La maggioranza è giovane: il 60% ha meno di trent’anni. L’app offre un accesso base gratuito, ma prevede funzionalità premium a pagamento, scelte da circa un quarto degli utenti. La vera svolta nella diffusione è arrivata con la pandemia, periodo in cui la crescita dell’azienda ha toccato il +150%. Le previsioni indicano per Luka, la società che gestisce Replika, ricavi fino a 100 milioni di dollari entro il 2032. Il rallentamento registrato nel 2024 è attribuito soprattutto all’arrivo di nuovi concorrenti, tra cui Woebot, Mitsuku e MyDol. Anche il supporto psicologico si è digitalizzato, con app di terapia disponibili 24 ore su 24. Il bisogno emotivo è evidente e il mercato ha imparato a trasformarlo in servizio, spesso a pagamento. Nella valutazione di questi strumenti va sempre considerato, come sottolinea Di Mattei, come vengono usati e chi li usa*. “Possono ridurre la solitudine -* sottolinea – quando funzionano da ponte: accompagnano una fase, aiutano a riorganizzare emozioni, e soprattutto spingono verso contatti reali (famiglia, amici, gruppi, servizi). Rischiano invece di aumentarla quando diventano sostituti: se la persona, per paura del rifiuto o per sfiducia, sceglie l’interazione artificiale perché più prevedibile e meno faticosa”.
“È un paradosso relazionale – prosegue – : meno mi espongo alla complessità delle relazioni, più mi ‘disalleno’ alla relazione, e la solitudine può cronicizzarsi. Nel breve periodo possiamo osservare: sollievo, distrazione, regolazione emotiva ‘rapida’, senso di compagnia. Per alcune persone può essere una riduzione dell’ansia sociale perché l’interazione è controllabile. Nel lungo periodo, se l’uso diventa costante e sostitutivo, i rischi sono: dipendenza dall’interazione digitale, riduzione della tolleranza alla frustrazione relazionale, aumento di ritiro sociale, idealizzazione della ‘relazione’ con l’app e un progressivo impoverimento delle competenze sociali. In altre parole: può diventare un analgesico emotivo che non cura la causa, e talvolta la amplifica”.

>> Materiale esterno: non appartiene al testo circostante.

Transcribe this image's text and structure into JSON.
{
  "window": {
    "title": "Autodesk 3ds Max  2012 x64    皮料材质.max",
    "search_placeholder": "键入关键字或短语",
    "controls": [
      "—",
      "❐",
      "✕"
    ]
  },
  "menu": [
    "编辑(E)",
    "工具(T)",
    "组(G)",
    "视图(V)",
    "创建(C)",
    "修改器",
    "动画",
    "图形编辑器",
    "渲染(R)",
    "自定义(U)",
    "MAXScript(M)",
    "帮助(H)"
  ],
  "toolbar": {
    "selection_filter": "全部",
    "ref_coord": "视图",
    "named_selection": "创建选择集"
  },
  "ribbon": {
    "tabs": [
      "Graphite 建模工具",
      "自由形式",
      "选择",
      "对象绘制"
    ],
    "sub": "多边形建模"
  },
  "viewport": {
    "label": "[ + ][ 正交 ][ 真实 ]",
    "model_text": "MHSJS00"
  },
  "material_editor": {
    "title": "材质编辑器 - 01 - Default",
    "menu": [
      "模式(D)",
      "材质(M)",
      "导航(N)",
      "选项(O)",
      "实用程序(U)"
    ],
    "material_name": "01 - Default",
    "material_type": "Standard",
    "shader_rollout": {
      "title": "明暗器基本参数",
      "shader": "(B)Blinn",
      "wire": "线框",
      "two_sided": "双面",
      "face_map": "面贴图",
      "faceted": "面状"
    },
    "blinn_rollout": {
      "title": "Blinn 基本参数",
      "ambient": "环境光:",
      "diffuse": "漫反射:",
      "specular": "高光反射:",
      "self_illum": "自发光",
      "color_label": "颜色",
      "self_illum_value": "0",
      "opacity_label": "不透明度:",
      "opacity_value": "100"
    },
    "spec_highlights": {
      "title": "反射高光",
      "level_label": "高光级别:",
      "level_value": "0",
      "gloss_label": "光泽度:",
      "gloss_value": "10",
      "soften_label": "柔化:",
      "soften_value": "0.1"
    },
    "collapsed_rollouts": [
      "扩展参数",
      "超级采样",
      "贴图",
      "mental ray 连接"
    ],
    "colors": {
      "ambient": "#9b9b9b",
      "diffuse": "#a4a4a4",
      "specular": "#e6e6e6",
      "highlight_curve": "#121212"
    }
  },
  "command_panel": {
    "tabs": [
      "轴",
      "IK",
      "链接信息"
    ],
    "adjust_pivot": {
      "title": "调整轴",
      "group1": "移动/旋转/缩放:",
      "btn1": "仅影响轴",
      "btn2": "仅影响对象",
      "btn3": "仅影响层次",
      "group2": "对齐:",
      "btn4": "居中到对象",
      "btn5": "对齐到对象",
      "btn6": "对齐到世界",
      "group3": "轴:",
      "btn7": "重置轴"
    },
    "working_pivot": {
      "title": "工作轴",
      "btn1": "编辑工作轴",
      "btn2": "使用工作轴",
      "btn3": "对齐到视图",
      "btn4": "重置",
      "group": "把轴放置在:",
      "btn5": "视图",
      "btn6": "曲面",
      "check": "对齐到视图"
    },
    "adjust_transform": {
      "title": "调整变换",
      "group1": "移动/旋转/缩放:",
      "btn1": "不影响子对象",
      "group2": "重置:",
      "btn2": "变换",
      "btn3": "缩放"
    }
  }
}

Bisogni emotivi e fatturato algoritmico
È innegabile che l’economia della solitudine risponda a un bisogno reale. Per chi soffre di ansia, ha una disabilità o vive in zone isolate, le app di compagnia e di terapia digitale possono rappresentare un supporto concreto. Inoltre contribuiscono a rendere più accettabile la ricerca di aiuto emotivo, ancora oggi oggetto di stigma in molte culture. Esiste però anche un rovescio della medaglia. Molte di queste piattaforme sono progettate per massimizzare il coinvolgimento degli utenti e non necessariamente per favorire un vero percorso di benessere. Spingono verso la presenza continua, ma non garantiscono relazioni autentiche. Se le interazioni digitali finiscono per sostituire quelle umane, il rischio è quello di perdere proprio quella imperfezione e imprevedibilità che rendono i legami reali così importanti? “Il bilanciamento– conclude Di Mattei – non può ricadere soltanto sul singolo. Come Ordine degli Psicologi abbiamo la responsabilità di guidare un uso consapevole delle tecnologie e di proteggere il benessere sia delle persone sia dei professionisti. Questo implica definire linee guida chiare per integrare gli strumenti digitali senza perdere la centralità della relazione, prevenire sovraesposizione e burnout anche tra gli psicologi, promuovere una cultura del limite che distingua tra supporto e ritiro, richiamare aziende e istituzioni a evitare meccanismi di dipendenza e condizionamento invisibile, e rafforzare l’alfabetizzazione digitale soprattutto tra i più vulnerabili”.